Method: Participants diagnosed written clinical cases, half in narrative format, and half in list format. Diagnostic accuracy (defined as including correct case diagnosis among top three diagnoses) and time spent processing the case scenario were measured for each format. Generalised linear mixed regression models and bias-corrected bootstrap percentile confidence intervals for mean paired differences were used to analyse the primary research questions.

Results: Odds of correctly diagnosing list format notes were 26% greater than with narrative notes. However, there is insufficient evidence that this difference is significant (75% CI 0.8-1.99). On average the list format notes required 85.6 more seconds to process and arrive at a diagnosis compared to narrative notes (95% CI -162.3, -2.77). Of cases where participants included the correct diagnosis, on average the list format notes required 94.17 more seconds compared to narrative notes (75% CI -195.9, -8.83).

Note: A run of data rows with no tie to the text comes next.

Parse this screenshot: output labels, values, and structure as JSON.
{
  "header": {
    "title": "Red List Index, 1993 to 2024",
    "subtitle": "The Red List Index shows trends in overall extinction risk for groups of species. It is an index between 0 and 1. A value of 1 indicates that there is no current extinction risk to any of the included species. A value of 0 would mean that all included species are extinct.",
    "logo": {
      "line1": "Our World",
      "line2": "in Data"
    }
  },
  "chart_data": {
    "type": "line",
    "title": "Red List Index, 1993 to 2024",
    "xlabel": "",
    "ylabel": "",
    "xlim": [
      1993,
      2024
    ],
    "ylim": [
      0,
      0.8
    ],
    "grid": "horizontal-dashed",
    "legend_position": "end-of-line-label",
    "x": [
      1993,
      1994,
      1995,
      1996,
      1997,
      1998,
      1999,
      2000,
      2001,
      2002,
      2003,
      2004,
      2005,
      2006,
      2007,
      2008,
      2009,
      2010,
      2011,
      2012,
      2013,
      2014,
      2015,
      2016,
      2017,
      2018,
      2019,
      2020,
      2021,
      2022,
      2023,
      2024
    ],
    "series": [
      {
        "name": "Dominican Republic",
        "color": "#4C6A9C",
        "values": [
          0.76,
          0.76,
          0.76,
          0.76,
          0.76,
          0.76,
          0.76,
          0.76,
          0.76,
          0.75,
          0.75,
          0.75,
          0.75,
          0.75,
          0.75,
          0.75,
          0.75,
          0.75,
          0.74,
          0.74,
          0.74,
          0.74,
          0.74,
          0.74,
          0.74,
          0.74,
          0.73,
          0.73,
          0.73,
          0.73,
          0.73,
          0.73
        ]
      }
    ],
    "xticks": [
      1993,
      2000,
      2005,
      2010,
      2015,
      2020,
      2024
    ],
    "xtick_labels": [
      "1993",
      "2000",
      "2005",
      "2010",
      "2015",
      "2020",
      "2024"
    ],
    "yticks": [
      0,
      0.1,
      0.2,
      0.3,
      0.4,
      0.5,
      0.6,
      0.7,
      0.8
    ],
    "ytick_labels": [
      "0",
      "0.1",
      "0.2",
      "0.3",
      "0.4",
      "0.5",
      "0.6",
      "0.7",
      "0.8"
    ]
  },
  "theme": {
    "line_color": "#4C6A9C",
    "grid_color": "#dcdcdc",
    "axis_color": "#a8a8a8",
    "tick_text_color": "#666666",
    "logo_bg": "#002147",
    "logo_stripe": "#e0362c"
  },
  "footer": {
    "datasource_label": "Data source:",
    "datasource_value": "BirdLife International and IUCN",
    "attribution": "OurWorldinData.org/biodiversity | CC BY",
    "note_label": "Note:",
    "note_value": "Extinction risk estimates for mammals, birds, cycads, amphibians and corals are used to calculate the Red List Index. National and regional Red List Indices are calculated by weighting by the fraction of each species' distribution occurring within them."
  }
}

Conclusion: This study offers note format considerations for those interested in improving clinical documentation and suggests directions for future research. Balancing the priority of clinician preference with value of structured data may be necessary.

Implications: This study provides a method and suggestive results for further investigation in usability of electronic documentation formats.

临床笔记格式对诊断准确性和效率的影响。
背景:临床医生笔记的结构形式多种多样。本研究对创新的研究设计进行了试点测试,并探讨了笔记格式对诊断准确性和文件审核时间的影响:比较两种临床文件格式(叙述格式与结果列表)对临床医生诊断准确性和文件审核时间的影响:方法:参与者对书面临床病例进行诊断,一半采用叙述格式,一半采用列表格式。对每种格式的诊断准确性(定义为包括前三个诊断中的正确病例诊断)和处理病例所花费的时间进行测量。使用广义线性混合回归模型和经过偏差校正的平均配对差异引导百分数置信区间来分析主要研究问题:结果:正确诊断列表格式笔记的几率比叙述式笔记高出 26%。然而,没有足够证据表明这种差异具有显著性(75% CI 0.8-1.99)。与叙述式笔记相比,处理清单格式笔记并得出诊断结果平均需要多 85.6 秒(95% CI -162.3, -2.77)。在参与者包含正确诊断的病例中,与叙述式笔记相比,列表格式笔记平均需要多花 94.17 秒(75% CI -195.9, -8.83):本研究为有志于改进临床文档的人员提供了笔记格式的注意事项,并提出了未来研究的方向。平衡临床医生的偏好与结构化数据的价值可能是必要的:本研究为进一步研究电子文档格式的可用性提供了一种方法和提示性结果。
本文章由计算机程序翻译,如有差异,请以英文原文为准。